At the same time, I understand why I found the book difficult to follow in high school. I’m curious to see how the reading group will react to it. The first two chapters—a good 60 pages—are laid out like a string of beads, opening with Zhivago as a boy at his mother’s funeral and hopping across the Russian landscape from one character to another, scene by scene, each loosely connected to the one before it until the story closes the circle at the end of Chapter 2. Every character has both a three-part Russian name and at least one nickname; even I, by now accustomed to Russian naming conventions, struggled to keep them straight. Long after the central thread of the story entwines around Zhivago and Lara, then braids them together, characters mentioned only in passing continue to leap out a hundred pages on, leaving the reader with a vague sense of having encountered this person before with no recollection of when or under what circumstances. I have never wished so much for an e-book version, where I could enter the mystery character’s last name and find that earlier reference.
 

Yet despite sowing a certain amount of confusion, the story hums along at a surprising clip. What I half-expected to view as a chore (however uplifting or impressive) turns out to be nothing of the sort. Knocking off 50 pages a night has not strained my capacities one bit. I’ve even read all the poems.
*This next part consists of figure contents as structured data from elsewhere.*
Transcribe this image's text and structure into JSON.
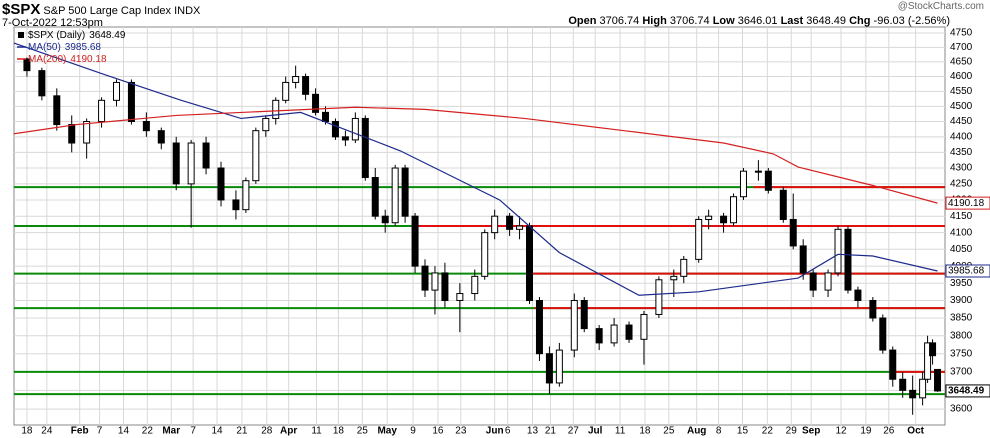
{
  "header": {
    "ticker": "$SPX",
    "name": "S&P 500 Large Cap Index",
    "exchange": "INDX",
    "date": "7-Oct-2022 12:53pm",
    "watermark": "@StockCharts.com",
    "stats": [
      {
        "label": "Open",
        "value": 3706.74
      },
      {
        "label": "High",
        "value": 3706.74
      },
      {
        "label": "Low",
        "value": 3646.01
      },
      {
        "label": "Last",
        "value": 3648.49
      },
      {
        "label": "Chg",
        "value": -96.03
      }
    ],
    "chg_pct": "(-2.56%)"
  },
  "chart_data": {
    "type": "candlestick",
    "log_scale": true,
    "grid": true,
    "name": "$SPX (Daily)",
    "last": 3648.49,
    "x": [
      0,
      3,
      6,
      9,
      12,
      15,
      18,
      21,
      24,
      27,
      30,
      33,
      36,
      39,
      42,
      44,
      46,
      48,
      50,
      52,
      54,
      56,
      58,
      60,
      62,
      64,
      66,
      68,
      70,
      72,
      74,
      76,
      78,
      80,
      82,
      84,
      87,
      90,
      92,
      94,
      97,
      99,
      101,
      103,
      105,
      107,
      110,
      112,
      115,
      118,
      121,
      124,
      127,
      130,
      132,
      135,
      137,
      140,
      142,
      144,
      147,
      149,
      152,
      154,
      156,
      158,
      161,
      163,
      165,
      167,
      170,
      172,
      174,
      176,
      178,
      180,
      181,
      182,
      183
    ],
    "open": [
      4660,
      4620,
      4535,
      4440,
      4380,
      4450,
      4520,
      4580,
      4450,
      4420,
      4380,
      4250,
      4380,
      4300,
      4200,
      4170,
      4260,
      4420,
      4460,
      4520,
      4580,
      4600,
      4540,
      4480,
      4450,
      4400,
      4390,
      4460,
      4270,
      4150,
      4130,
      4300,
      4150,
      4000,
      3930,
      3980,
      3900,
      3920,
      3970,
      4100,
      4150,
      4110,
      4120,
      3900,
      3750,
      3670,
      3760,
      3900,
      3820,
      3780,
      3830,
      3790,
      3860,
      3960,
      3970,
      4020,
      4140,
      4150,
      4130,
      4210,
      4290,
      4290,
      4230,
      4140,
      4060,
      3980,
      3930,
      3980,
      4110,
      3930,
      3900,
      3850,
      3760,
      3680,
      3650,
      3630,
      3680,
      3780,
      3706.74
    ],
    "high": [
      4665,
      4630,
      4560,
      4470,
      4460,
      4530,
      4590,
      4590,
      4480,
      4430,
      4400,
      4390,
      4400,
      4320,
      4230,
      4270,
      4430,
      4470,
      4530,
      4600,
      4637,
      4610,
      4560,
      4500,
      4460,
      4420,
      4480,
      4470,
      4300,
      4170,
      4310,
      4310,
      4160,
      4020,
      4000,
      4010,
      3950,
      3990,
      4110,
      4170,
      4160,
      4150,
      4130,
      3910,
      3770,
      3780,
      3920,
      3910,
      3830,
      3850,
      3840,
      3870,
      3970,
      3990,
      4030,
      4150,
      4170,
      4160,
      4220,
      4300,
      4325,
      4300,
      4240,
      4220,
      4080,
      3990,
      3990,
      4120,
      4120,
      3940,
      3910,
      3860,
      3770,
      3700,
      3690,
      3700,
      3800,
      3790,
      3706.74
    ],
    "low": [
      4600,
      4520,
      4420,
      4350,
      4330,
      4430,
      4500,
      4440,
      4400,
      4360,
      4230,
      4115,
      4280,
      4180,
      4140,
      4160,
      4250,
      4400,
      4440,
      4510,
      4560,
      4520,
      4470,
      4440,
      4390,
      4370,
      4380,
      4260,
      4140,
      4100,
      4120,
      4130,
      3980,
      3910,
      3860,
      3880,
      3810,
      3900,
      3960,
      4080,
      4090,
      4080,
      3890,
      3730,
      3640,
      3660,
      3740,
      3810,
      3760,
      3770,
      3780,
      3720,
      3850,
      3910,
      3950,
      4010,
      4110,
      4100,
      4120,
      4200,
      4260,
      4220,
      4130,
      4050,
      3960,
      3910,
      3910,
      3970,
      3920,
      3880,
      3840,
      3750,
      3660,
      3630,
      3585,
      3610,
      3670,
      3720,
      3646.01
    ],
    "close": [
      4620,
      4535,
      4440,
      4380,
      4450,
      4520,
      4580,
      4450,
      4420,
      4380,
      4250,
      4380,
      4300,
      4200,
      4170,
      4260,
      4420,
      4460,
      4520,
      4580,
      4600,
      4540,
      4480,
      4450,
      4400,
      4390,
      4460,
      4270,
      4150,
      4130,
      4300,
      4150,
      4000,
      3930,
      3980,
      3900,
      3920,
      3970,
      4100,
      4150,
      4110,
      4120,
      3900,
      3750,
      3670,
      3760,
      3900,
      3820,
      3780,
      3830,
      3790,
      3860,
      3960,
      3970,
      4020,
      4140,
      4150,
      4130,
      4210,
      4290,
      4290,
      4230,
      4140,
      4060,
      3980,
      3930,
      3980,
      4110,
      3930,
      3900,
      3850,
      3760,
      3680,
      3650,
      3630,
      3680,
      3780,
      3744.52,
      3648.49
    ],
    "series": [
      {
        "name": "MA(50)",
        "color": "#1c2a8c",
        "last": 3985.68,
        "x": [
          -2.6,
          15,
          31,
          43,
          55,
          75,
          95,
          107,
          123,
          135,
          155,
          163,
          170,
          183
        ],
        "values": [
          4715,
          4610,
          4520,
          4460,
          4480,
          4355,
          4200,
          4040,
          3915,
          3925,
          3965,
          4035,
          4030,
          3985.68
        ]
      },
      {
        "name": "MA(200)",
        "color": "#d42020",
        "last": 4190.18,
        "x": [
          -2.6,
          10,
          30,
          50,
          66,
          80,
          100,
          120,
          140,
          150,
          155,
          170,
          183
        ],
        "values": [
          4410,
          4440,
          4470,
          4485,
          4497,
          4490,
          4460,
          4420,
          4380,
          4345,
          4303,
          4245,
          4190.18
        ]
      }
    ],
    "levels": [
      {
        "value": 4240,
        "color": "#0a8a0a"
      },
      {
        "value": 4120,
        "color": "#0a8a0a"
      },
      {
        "value": 3978,
        "color": "#0a8a0a"
      },
      {
        "value": 3878,
        "color": "#0a8a0a"
      },
      {
        "value": 3700,
        "color": "#0a8a0a"
      },
      {
        "value": 3640,
        "color": "#0a8a0a"
      },
      {
        "value": 4240,
        "color": "#e01010",
        "from": 146
      },
      {
        "value": 4120,
        "color": "#e01010",
        "from": 78
      },
      {
        "value": 3978,
        "color": "#e01010",
        "from": 101
      },
      {
        "value": 3878,
        "color": "#e01010",
        "from": 102
      },
      {
        "value": 3700,
        "color": "#e01010",
        "from": 174
      }
    ],
    "xlim": [
      -2.6,
      184.5
    ],
    "ylim": [
      3558,
      4771
    ],
    "yticks": [
      3600,
      3650,
      3700,
      3750,
      3800,
      3850,
      3900,
      3950,
      4000,
      4050,
      4100,
      4150,
      4200,
      4250,
      4300,
      4350,
      4400,
      4450,
      4500,
      4550,
      4600,
      4650,
      4700,
      4750
    ],
    "xticks": [
      {
        "value": 0,
        "label": "18"
      },
      {
        "value": 4,
        "label": "24"
      },
      {
        "value": 10.6,
        "label": "Feb"
      },
      {
        "value": 14.6,
        "label": "7"
      },
      {
        "value": 19.4,
        "label": "14"
      },
      {
        "value": 24.2,
        "label": "22"
      },
      {
        "value": 29,
        "label": "Mar"
      },
      {
        "value": 33.4,
        "label": "7"
      },
      {
        "value": 38.2,
        "label": "14"
      },
      {
        "value": 43.2,
        "label": "21"
      },
      {
        "value": 48.2,
        "label": "28"
      },
      {
        "value": 52.6,
        "label": "Apr"
      },
      {
        "value": 58.2,
        "label": "11"
      },
      {
        "value": 62.6,
        "label": "18"
      },
      {
        "value": 67.4,
        "label": "25"
      },
      {
        "value": 72.4,
        "label": "May"
      },
      {
        "value": 77.6,
        "label": "9"
      },
      {
        "value": 82.6,
        "label": "16"
      },
      {
        "value": 87.2,
        "label": "23"
      },
      {
        "value": 94,
        "label": "Jun"
      },
      {
        "value": 96.6,
        "label": "6"
      },
      {
        "value": 101.6,
        "label": "13"
      },
      {
        "value": 105.2,
        "label": "21"
      },
      {
        "value": 109.8,
        "label": "27"
      },
      {
        "value": 114.2,
        "label": "Jul"
      },
      {
        "value": 119.2,
        "label": "11"
      },
      {
        "value": 124.2,
        "label": "18"
      },
      {
        "value": 129,
        "label": "25"
      },
      {
        "value": 134.6,
        "label": "Aug"
      },
      {
        "value": 139,
        "label": "8"
      },
      {
        "value": 143.8,
        "label": "15"
      },
      {
        "value": 148.8,
        "label": "22"
      },
      {
        "value": 153.6,
        "label": "29"
      },
      {
        "value": 157.6,
        "label": "Sep"
      },
      {
        "value": 163.6,
        "label": "12"
      },
      {
        "value": 168.6,
        "label": "19"
      },
      {
        "value": 173.2,
        "label": "26"
      },
      {
        "value": 178.6,
        "label": "Oct"
      }
    ]
  }
}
And in exploring those beautiful, aching verses, I have to wonder: did Pasternak write them first, as he felt his way into the novel? Or afterwards, once he knew where his characters would go? For what is more evocative of Zhivago and Lara’s hideaway than these opening stanzas from “Winter Night”?

It snowed and snowed, the whole world over,
Snow swept the world from end to end.
A candle burned on the table;
A candle burned....

The blizzard sculptured on the glass
Designs of arrows and of whorls.
A candle burned on the table;
A candle burned.

As one of the stock characters on Saturday Night Live used to say, “Discuss amongst yourselves!” Or stay tuned, as I update you on the ongoing group read.




Varykino, abandoned in winter, in a screen shot from the 1965 film.

Quoted passages are from Boris Pasternak, Doctor Zhivago, trans. Max Hayward and Manya Harari, poems trans. Bernard Guilbert Guerney (New York: Pantheon Books, 1997), 185 and 542.

1 comment:

  1. The film was my first introduction to Russian history and literature. Our history class was taken to see it and I thought Wow! this is history - not boring old corn laws and Acts of Parliament we got at school. Of course I fell for Sharif/ Zhivago but I also admired Tom Courtenay as Antipov. There followed a life-long love affair with Russian language & literature - (refracted through the Soviet era) the rest they say is history!